Buchkritik -- Michael Sandel -- Gerechtigkeit: Wie wir das Richtige tun

Umschlagfoto Michael Sandel, Gerechtigkeit: Wie wir das Richtige tun Nach dem Verkaufserfolg seines letzten Buches "Was man für Geld nicht kaufen kann" hat der Ullstein Verlag jetzt ein bereits im Jahr 2009 veröffentlichtes Werk von Michael J. Sandel ins Deutsche übersetzt und auf den Markt gebracht. "Gerechtigkeit: Wie wir das Richtige tun" soll, so anscheinend die Intention des Verlags, an die bereits erzielten Umsatzzahlen anknüpfen.

Es ist, besonders in Deutschland, lange her, dass ein Philosophieprofessor mit seinen Büchern solch eine Furore gemacht hat. Fachphilosophen neigen dazu, sich eher zurückgezogen in fachwissenschaftlichen Zirkeln zu artikulieren und sich dabei einer, dem Normalverbraucher unverständlichen Sprache zu bedienen und mehr oder weniger abgehoben von der gesellschaftlichen Realität zu forschen. Sandel dagegen geht offensiv auf sein Publikum zu und eilt durch seine argumentative Bodenständigkeit von Erfolg zu Erfolg. Das mag zum einen daran liegen, dass es in der angloamerikanische Philosophietradition liegt, sich eher mit den Fragen der Praktischen Philosophie zu beschäftigen und weniger mit den abstrakten Problemen, die, typisch Deutsch, als "Gedankentiefe" sowohl in der Politik - in den klassischen Geisteswissenschaften sowieso - als auch im gesellschaftlichen Diskurs das schwere Erbe des Deutschen Idealismus darstellen.

Wie steht es nun mit der Gerechtigkeit? Bekommt der Leser einen Eindruck davon, wie Sandel sie definiert oder erhält er gar einen neuen, bislang nicht erforschten Gedanken bezüglich seines ethischen Handeln? Nein, wer diese Hoffnung hegt, wird enttäuscht. Das bedeutet jedoch nicht, dass das Buch sein Thema verfehlt hat. Im Gegenteil, es ist ein wunderbar zu lesender Exkurs in die Moralphilosophie.

Wie sonst nirgendwo, prallen hier unterschiedliche Menschenbilder aufeinander und aus den daraus resultierenden Vorstellungen ergeben sich zwangsläufig mehr Fragen als Antworten. Richtig leben, geht das Überhaupt? Michael Sandel nimmt den Leser mit auf eine Reise durch die Geschichte der Ethik. Natürlich beginnt die bei Aristoteles, führt über Kant und endet, zumindest für Sandel, bei den Thesen von Rawls.

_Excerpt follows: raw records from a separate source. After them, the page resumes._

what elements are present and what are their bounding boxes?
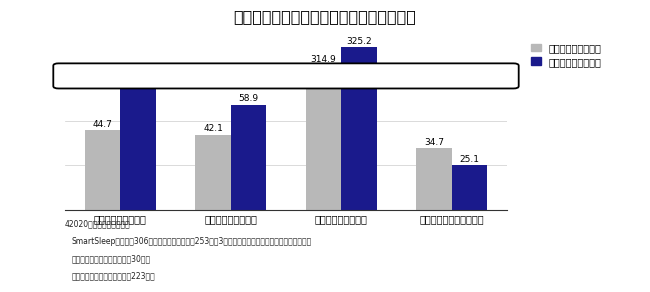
Bar xyxy=(306,76,341,210)
Legend: 睡眠ブースト：　無, 睡眠ブースト：　有: 睡眠ブースト： 無, 睡眠ブースト： 有 xyxy=(531,43,602,67)
Text: 睡眠ブースト無のデータ数：30植分: 睡眠ブースト無のデータ数：30植分 xyxy=(72,254,151,263)
Text: SmartSleepのデータ306植分（内、有効データ253植：3時間以上の睡眠時間が記録されたデータ）: SmartSleepのデータ306植分（内、有効データ253植：3時間以上の睡眠… xyxy=(72,237,312,246)
Bar xyxy=(452,165,487,210)
Bar xyxy=(341,47,376,76)
Bar xyxy=(196,135,231,210)
Text: 314.9: 314.9 xyxy=(311,55,337,64)
Bar xyxy=(306,64,341,76)
Text: 67.6: 67.6 xyxy=(128,79,148,88)
Bar xyxy=(85,130,120,210)
Text: 42020年フィリップス調べ: 42020年フィリップス調べ xyxy=(65,219,131,228)
Text: 325.2: 325.2 xyxy=(346,37,372,46)
Text: 44.7: 44.7 xyxy=(93,120,112,129)
Text: 58.9: 58.9 xyxy=(239,94,259,103)
Bar xyxy=(417,148,452,210)
Text: 42.1: 42.1 xyxy=(203,124,223,133)
Text: 25.1: 25.1 xyxy=(460,155,480,164)
Bar xyxy=(231,105,266,210)
Text: 睡眠ブースト有のデータ数：223植分: 睡眠ブースト有のデータ数：223植分 xyxy=(72,272,155,281)
Bar xyxy=(120,89,155,210)
Text: 「睡眠ブースト」の有無によるデータ比較: 「睡眠ブースト」の有無によるデータ比較 xyxy=(233,9,417,24)
Bar xyxy=(341,76,376,210)
Text: 34.7: 34.7 xyxy=(424,138,444,147)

Verschiedene Gerechtigkeitstheorien werden vergleichend dargestellt und anhand vieler Beispiele moralische Zwickmühlen aufgezeigt, deren Lösung nur auf den ersten Blick einfach erscheint. "Gerechtigkeit: Wie wir das Richtige tun" ist ein Werk, das sich in erster Linie mit den philosophiegeschichtlich relevanten Autoren beschäftigt und weniger die Ausarbeitung einer Theorie der Gerechtigkeit aus dem Blickwinkel Sandels.

Wer sich darüber im Klaren ist, das er in diesem Buch keine "ewigen Wahrheiten" finden wird, sondern mehr oder weniger nur einen Überblick über die grundlegenden Theorien der Gerechtigkeit, der ist damit gut bedient. Es gelingt dem Autor sogar, der etwas spröden Diktion Kants die Schärfe zu nehmen und dessen Imperative auch Lesern näher zu bringen, die über wenig Kenntnisse der philosophischen Fachterminologie verfügen. Das ist doch schon mal was.